How can we minimise these errors? To minimise errors, we can use automated methods to determine the end-points for us, such as using a light sensor connected to a data logger.
We can minimise the errors by measuring at eye level to reduce parallax errors, and also prevent contamination.
We can do this by using clean glassware each time we repeat an investigation.
Addressing these factors will make the method more repeatable and improve the accuracy of end-point measurements.
Time for another question.
What can cause errors in measuring times and volumes at the end-point? A: incorrectly calibrated thermometer, B: human reaction time, C: adding too much catalyst?
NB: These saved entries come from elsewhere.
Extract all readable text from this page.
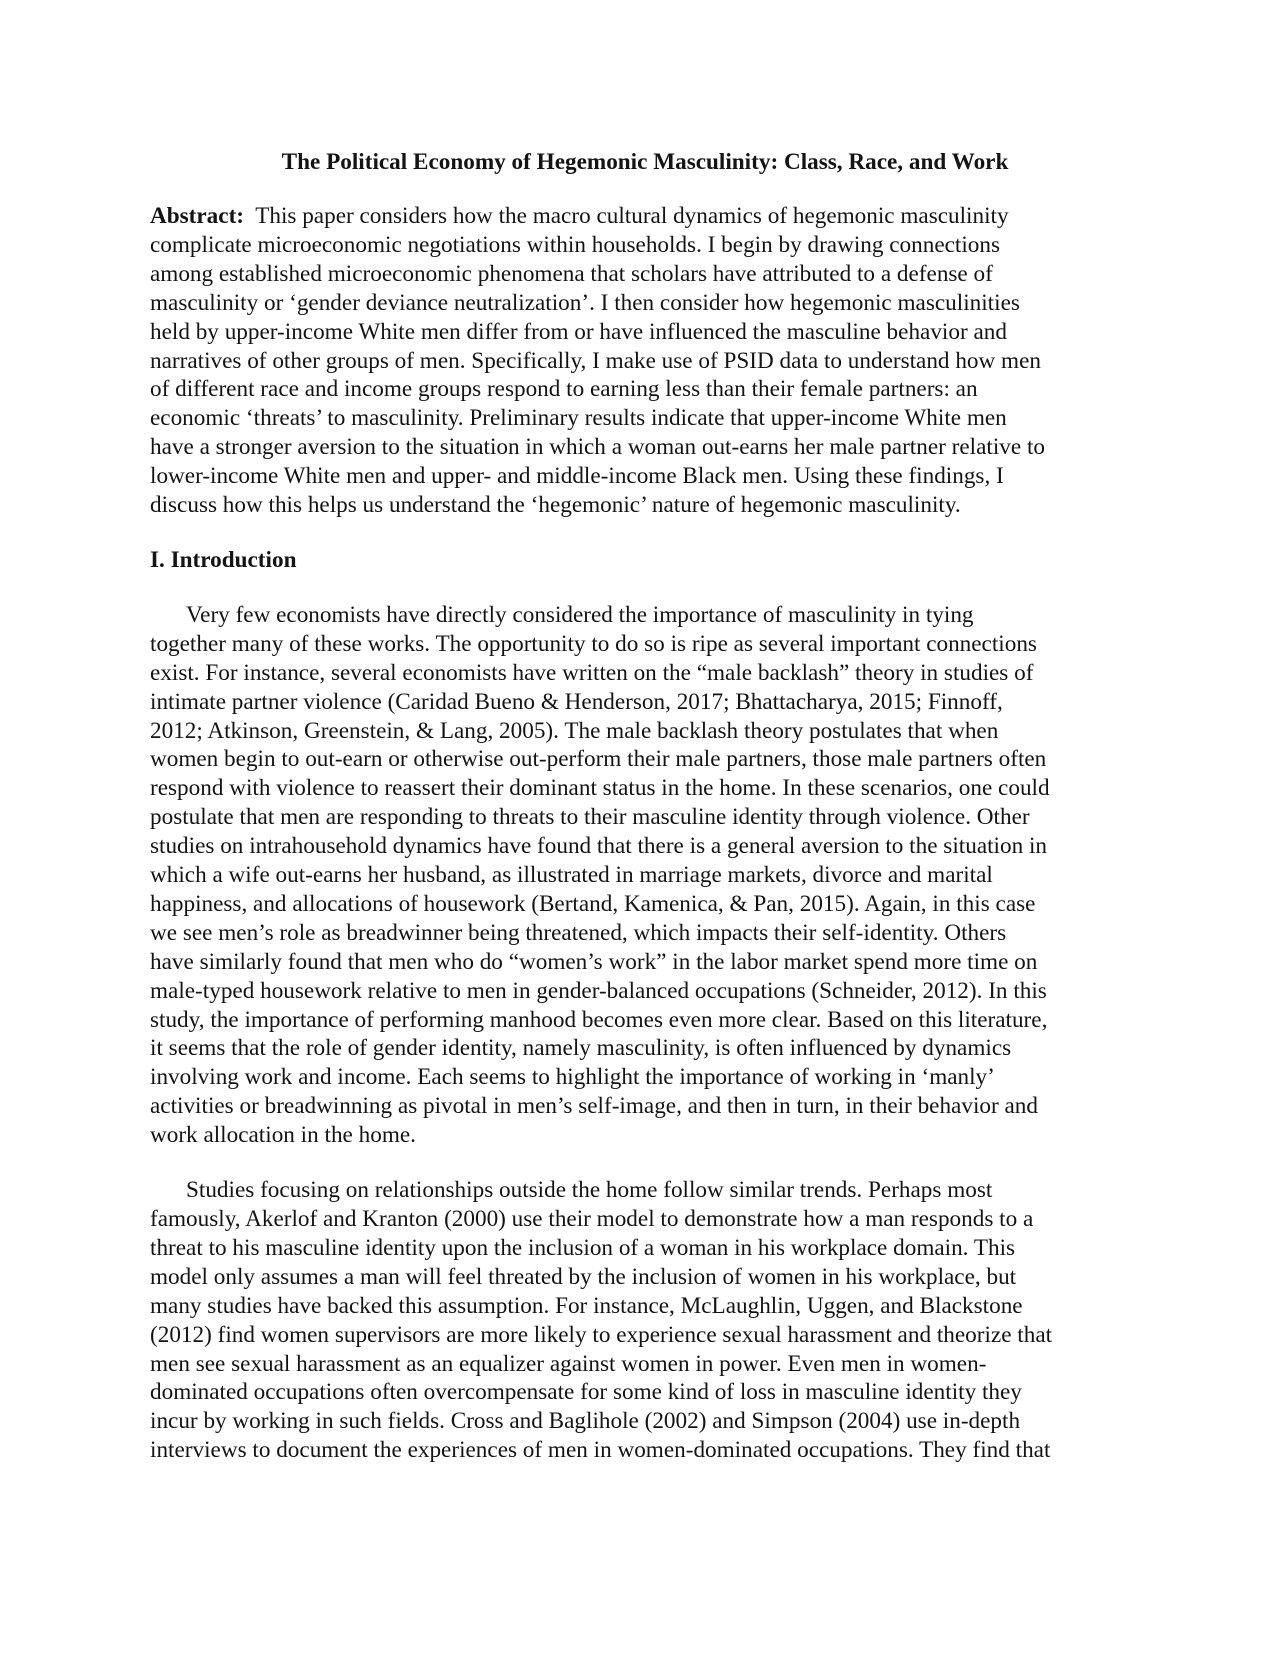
The Political Economy of Hegemonic Masculinity: Class, Race, and Work
Abstract:  This paper considers how the macro cultural dynamics of hegemonic masculinity
complicate microeconomic negotiations within households. I begin by drawing connections
among established microeconomic phenomena that scholars have attributed to a defense of
masculinity or ‘gender deviance neutralization’. I then consider how hegemonic masculinities
held by upper-income White men differ from or have influenced the masculine behavior and
narratives of other groups of men. Specifically, I make use of PSID data to understand how men
of different race and income groups respond to earning less than their female partners: an
economic ‘threats’ to masculinity. Preliminary results indicate that upper-income White men
have a stronger aversion to the situation in which a woman out-earns her male partner relative to
lower-income White men and upper- and middle-income Black men. Using these findings, I
discuss how this helps us understand the ‘hegemonic’ nature of hegemonic masculinity.
I. Introduction
Very few economists have directly considered the importance of masculinity in tying
together many of these works. The opportunity to do so is ripe as several important connections
exist. For instance, several economists have written on the “male backlash” theory in studies of
intimate partner violence (Caridad Bueno & Henderson, 2017; Bhattacharya, 2015; Finnoff,
2012; Atkinson, Greenstein, & Lang, 2005). The male backlash theory postulates that when
women begin to out-earn or otherwise out-perform their male partners, those male partners often
respond with violence to reassert their dominant status in the home. In these scenarios, one could
postulate that men are responding to threats to their masculine identity through violence. Other
studies on intrahousehold dynamics have found that there is a general aversion to the situation in
which a wife out-earns her husband, as illustrated in marriage markets, divorce and marital
happiness, and allocations of housework (Bertand, Kamenica, & Pan, 2015). Again, in this case
we see men’s role as breadwinner being threatened, which impacts their self-identity. Others
have similarly found that men who do “women’s work” in the labor market spend more time on
male-typed housework relative to men in gender-balanced occupations (Schneider, 2012). In this
study, the importance of performing manhood becomes even more clear. Based on this literature,
it seems that the role of gender identity, namely masculinity, is often influenced by dynamics
involving work and income. Each seems to highlight the importance of working in ‘manly’
activities or breadwinning as pivotal in men’s self-image, and then in turn, in their behavior and
work allocation in the home.
Studies focusing on relationships outside the home follow similar trends. Perhaps most
famously, Akerlof and Kranton (2000) use their model to demonstrate how a man responds to a
threat to his masculine identity upon the inclusion of a woman in his workplace domain. This
model only assumes a man will feel threated by the inclusion of women in his workplace, but
many studies have backed this assumption. For instance, McLaughlin, Uggen, and Blackstone
(2012) find women supervisors are more likely to experience sexual harassment and theorize that
men see sexual harassment as an equalizer against women in power. Even men in women-
dominated occupations often overcompensate for some kind of loss in masculine identity they
incur by working in such fields. Cross and Baglihole (2002) and Simpson (2004) use in-depth
interviews to document the experiences of men in women-dominated occupations. They find that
The correct answer is B: human reaction time.
When we are measuring times and volumes at the end-point, human reaction time can cause errors.
Time for our final practise task of today's lesson.
Describe to Jun potential sources of error he should be aware of if he performs an end-point method to investigate the rate of reaction.
Include at least three sources of errors in your answer.
Pause the video now, have a go answering this question and then come back when you're ready to go over the answer.
We are looking for three sources of error when using an end-point method to investigate the rate of reaction.
Your answer may include: Errors may arise due to subjectivity of observations, making it difficult to determine the end-point, reaction time affecting times recorded, or the time at which volumes are recorded.
Measurements not being taken at eye level, so parallax errors, and also contamination and this can affect the rate of the main reaction.
Well done if you were able to correctly identify three sources of error.
We have reached the end of today's lesson on evaluating methods for measuring the rate of reaction.
Before we go, let's just summarise some of the key points we have covered in today's lesson.
Measuring volume of gas produced throughout a reaction allows the changing rate of reaction to be calculated.
We can draw tangents at different points on the graph to allow us to calculate the gradient at different points throughout the reaction.
Errors in measuring volumes of gas over time include timing errors, reading volumes in real time, and gas being displaced by the bung.
Measuring an end-point in a reaction allows direct and simple comparison of reaction rates.
Errors in measuring end-points include subjectivity of observations, measuring times and volumes, and also contamination.
Well done for all your hard work throughout today's lesson.
I hope you've enjoyed the lesson and I hope you're able to join me for another lesson soon.